If n is an integer >1, is 3^n-2^n divisible by 35?

(1) n is divisible by 15.
(2) n is divisible by 18.

How you like this one?

Explanation to follow.


we need to split 35
35 = 27 + 8

(1) 3^15n-2^15n = (3^3)^5n - (2^3)^5n = 27^5n - 8^5n

considering n to be 1 (odd) we get that 27^5 ends with a 7, and 8^5 ends with an 8. so the last digit will be 9 .

35 cant divide a number ending with 9 :)

consider n to be even now, say 2 i.e. 27^10 - 8^10 .

now we will need some corollaries we get from the binomail theorem. if we have a number as a^n - b^n

then if n is odd , the number is divisible by a - b
if n is even, the number is divisible by a + b

so this makes 27^10-8^10 divisible by 27 + 8 = 35.

thus an even value of n will make the term 3^15n - 2^15n divisible by 35, while an odd value will not be divisble

So 1 is insufficient.

By using the above mentioned rule we can infer that 3^18n-2^18n (27^6n - 8 ^6n) will always be divisible by 35 as the index will always be even.

So 2 is sufficient .

So B.


Exactly. +1 to you.

RULE: for x^n-y^n:
\(x^n-y^n\) is ALWAYS divisible by \(x-y\).
\(x^n-y^n\) is divisible by \(x+y\) when n is even.


If n is an integer >1, is \(3^n-2^n\) divisible by 35?

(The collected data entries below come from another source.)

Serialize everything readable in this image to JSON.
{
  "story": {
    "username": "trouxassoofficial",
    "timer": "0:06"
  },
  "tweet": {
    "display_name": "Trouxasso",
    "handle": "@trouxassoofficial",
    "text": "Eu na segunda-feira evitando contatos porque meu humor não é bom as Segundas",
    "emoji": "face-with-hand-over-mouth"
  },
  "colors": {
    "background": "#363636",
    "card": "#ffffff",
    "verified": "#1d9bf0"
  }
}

(1) n is divisible by 15. --> \(3^{15m}-2^{15m}=27^{5m}-8^{5m}\) --> 5m may or my not be even, so insufficient to answer, whether it's divisible by 27+8=35.

(2) n is divisible by 18. --> \(3^{18m}-2^{18m}=27^{6m}-8^{6m}\) --> 6m is even, so 3^18m-2^18m=27^6m-8^6m is divisible by 27+8=35. Sufficient.

B.

jax91 can you please tell me whether this question was too hard for GMAT?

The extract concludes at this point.